La verdad que subyace tras la sentencia del juicio por la herencia de la Duquesa Roja es un sonrojante caso de injerencia de la administración en asuntos privados. Un ejemplo de cómo las administraciones, cuando hay bussines de por medio, abandonan su obligada neutralidad y son capaces de destinar fondos públicos a la defensa de intereses espurios, para vergüenza y quebranto de todos.

En el juicio por la herencia de la Duquesa estaban los hijos, que estaban en su perfecto derecho a reclamar una legítima que les había sido negada mediante la consabida jugarreta de constituir una Fundación y poner en frente de la misma a la "interfecta". Decimos jugarreta y decimos bien, pues antes del juicio ya se conocía la doctrina del Tribunal Supremo en el caso de la Fundación Camilo José Cela que avalaba la posición del hijo del escritor en detrimento de la periodista Marina Castaño.

La previsibilidad jurídica, que en este caso sí había y que los profesionales del derecho solemos echar en falta, no impidió que las administraciones involucradas, singularmente la Junta de Andalucía, se personaran en el procedimiento para litigar contra los herederos y todavía más escandaloso, que aportasen fondos públicos para sufragar los honorarios de la defensa de los intereses de la viuda y de la Fundación. Lucha desigual aquella en la que, mientras unos se pagan los abogados de su bolsillo, los otros lo hacen a costa de la cosa común. Quizás si, quizás no, ello tuviera algo que ver con el hecho de que la defensa jurídica de la Fundación, -y de rebote, también la de la viuda- fuera asumida desde un principio por el influyente despacho sevillano de Pérez Royo (antiguo gurú del felipismo, hoy escorado a filas podemitas) y de la camarada Amparo Rubiales (conocida arribista, antigua afiliada del PCE reconvertida a socialista con la victoria de 1982 y que ha disfrutado de notorios cargos públicos de manera persistente desde entonces).

Pero no acaba ahí el sonrojo. En el juicio se pudo comprobar de qué iba el cuento. Las personas al frente de la fundación (no solo la viuda, sino todo un patronato en el que están representados el Ministerio de Cultura y la Diputación de Cádiz) había tomado la decisión de impedir que las personas que según la propia Duquesa, por testamento, debían tasar el patrimonio histórico, no pudieran hacerlo. Las administraciones, actuando de consuno con Liliane Dahlmann, impidieron que las contadoras partidoras testamentarias designadas por la testadora pudieran comprobar el valor de los bienes, de manera que estas han tenido que cumplir su encargo con todo tipo de limitaciones de alcance y manifestando que lo que se han hecho son valoraciones "de mínimos": Resultado, los 33 millones de euros que ahora la Fundación tendrá que pagar a los herederos seguramente representan una mínima parte del verdadero valor de los bienes, sobre todo del archivo histórico Medina-Sidonia, un conjunto documental compuesto por seis millones de ejemplares que historiadores de medio mundo han descrito como esencial para reconstruir la historia de España y Portugal de los últimos 900 años.
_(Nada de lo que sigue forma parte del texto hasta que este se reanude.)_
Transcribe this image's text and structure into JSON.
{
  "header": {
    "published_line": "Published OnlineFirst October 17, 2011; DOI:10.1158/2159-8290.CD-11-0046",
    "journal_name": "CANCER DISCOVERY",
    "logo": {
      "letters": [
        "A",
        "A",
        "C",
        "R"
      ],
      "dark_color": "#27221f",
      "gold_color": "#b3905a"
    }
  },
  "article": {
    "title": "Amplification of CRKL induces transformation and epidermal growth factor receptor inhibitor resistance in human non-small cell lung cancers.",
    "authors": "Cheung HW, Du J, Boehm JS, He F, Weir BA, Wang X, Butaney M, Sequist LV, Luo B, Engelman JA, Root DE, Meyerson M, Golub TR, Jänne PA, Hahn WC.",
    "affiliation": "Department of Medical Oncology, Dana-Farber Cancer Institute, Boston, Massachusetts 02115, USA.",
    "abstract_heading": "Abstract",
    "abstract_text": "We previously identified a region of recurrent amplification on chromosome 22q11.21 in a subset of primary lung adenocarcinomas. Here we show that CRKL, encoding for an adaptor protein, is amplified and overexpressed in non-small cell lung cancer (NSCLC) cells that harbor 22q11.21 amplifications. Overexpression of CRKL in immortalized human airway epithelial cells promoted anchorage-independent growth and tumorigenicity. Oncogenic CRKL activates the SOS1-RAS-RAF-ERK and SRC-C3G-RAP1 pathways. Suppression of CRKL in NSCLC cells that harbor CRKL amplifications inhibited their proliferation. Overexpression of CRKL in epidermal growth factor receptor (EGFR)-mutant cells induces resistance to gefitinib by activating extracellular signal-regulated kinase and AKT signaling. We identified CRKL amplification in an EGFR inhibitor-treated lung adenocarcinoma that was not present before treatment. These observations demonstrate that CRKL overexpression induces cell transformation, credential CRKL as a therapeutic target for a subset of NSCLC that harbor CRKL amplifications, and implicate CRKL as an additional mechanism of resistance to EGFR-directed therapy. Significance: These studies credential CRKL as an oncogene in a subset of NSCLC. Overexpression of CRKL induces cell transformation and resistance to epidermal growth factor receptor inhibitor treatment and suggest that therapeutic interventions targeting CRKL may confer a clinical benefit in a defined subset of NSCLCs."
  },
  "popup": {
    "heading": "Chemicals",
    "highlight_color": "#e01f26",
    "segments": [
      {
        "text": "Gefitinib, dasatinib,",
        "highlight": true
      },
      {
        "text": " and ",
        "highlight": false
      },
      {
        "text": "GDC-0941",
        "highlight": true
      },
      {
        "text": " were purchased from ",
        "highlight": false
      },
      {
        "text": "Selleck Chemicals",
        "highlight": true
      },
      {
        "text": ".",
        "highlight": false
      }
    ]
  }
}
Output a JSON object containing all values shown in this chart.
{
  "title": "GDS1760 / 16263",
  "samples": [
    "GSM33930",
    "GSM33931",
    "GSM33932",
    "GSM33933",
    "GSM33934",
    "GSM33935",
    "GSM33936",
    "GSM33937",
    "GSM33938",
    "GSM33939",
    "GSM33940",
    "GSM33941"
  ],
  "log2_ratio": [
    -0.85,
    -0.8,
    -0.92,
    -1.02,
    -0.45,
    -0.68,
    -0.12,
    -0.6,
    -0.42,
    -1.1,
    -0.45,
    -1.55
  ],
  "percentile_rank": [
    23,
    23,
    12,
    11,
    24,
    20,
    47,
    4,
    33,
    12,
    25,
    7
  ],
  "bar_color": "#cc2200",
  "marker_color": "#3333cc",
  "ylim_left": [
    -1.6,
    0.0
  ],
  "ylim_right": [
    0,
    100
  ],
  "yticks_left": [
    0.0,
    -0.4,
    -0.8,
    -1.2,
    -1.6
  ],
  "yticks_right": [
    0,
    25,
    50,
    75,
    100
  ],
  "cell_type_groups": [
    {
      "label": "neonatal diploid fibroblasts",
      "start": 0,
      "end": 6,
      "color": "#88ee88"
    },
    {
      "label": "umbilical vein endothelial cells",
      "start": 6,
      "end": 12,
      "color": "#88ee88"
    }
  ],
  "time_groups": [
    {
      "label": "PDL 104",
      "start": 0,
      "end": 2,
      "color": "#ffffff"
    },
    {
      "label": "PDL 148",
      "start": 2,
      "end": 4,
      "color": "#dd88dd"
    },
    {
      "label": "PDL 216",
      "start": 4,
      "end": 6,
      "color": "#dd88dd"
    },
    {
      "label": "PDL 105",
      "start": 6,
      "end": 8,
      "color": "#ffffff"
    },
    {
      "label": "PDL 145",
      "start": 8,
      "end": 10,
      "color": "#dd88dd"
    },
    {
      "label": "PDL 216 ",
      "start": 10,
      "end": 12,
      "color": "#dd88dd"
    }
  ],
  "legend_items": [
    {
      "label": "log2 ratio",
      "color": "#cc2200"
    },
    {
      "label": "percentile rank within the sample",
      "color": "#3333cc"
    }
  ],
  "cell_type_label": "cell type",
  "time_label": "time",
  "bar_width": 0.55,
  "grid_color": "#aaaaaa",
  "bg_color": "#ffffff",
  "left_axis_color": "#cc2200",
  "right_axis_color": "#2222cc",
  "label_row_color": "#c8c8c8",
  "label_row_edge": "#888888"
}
Ahí es nada.

El juicio, que duró un mes y resultó apasionante, sirvió para llamar la atención sobre la perfecta normalidad con la que en nuestra querida España asumimos comportamientos corruptos sin inmutarnos: puertas giratorias, miembros del consejo asesor de la Fundación que desde sus cargos en el gobierno andaluz hacían convenios, chanchullos y, a la postre, una desheredación de hecho de gran porte. Durante ese mes en Sanlúcar, sufrimos en carne propia lo que es capaz de hacer la razón de estado cuando uno y otro partido se ponen de acuerdo: declaraciones públicas de políticos, plataformas de apoyo a la viuda con participación de personajes públicos, emisión de programas de TV ad hoc en las fechas en que debían celebrarse las sesiones clave del juicio y que inmediatamente eran aportados como "prueba" por los abogados de la Fundación, e incluso, lo que es peor, toda una declaración institucional leída por el presidente del Senado, Pío García Escudero, poniéndose del lado de la Fundación y en contra de los herederos. En definitiva, todo con tal de mediatizar la decisión de un juez que, afortunadamente, ha sabido mantener con firmeza e independencia el imperio de la ley.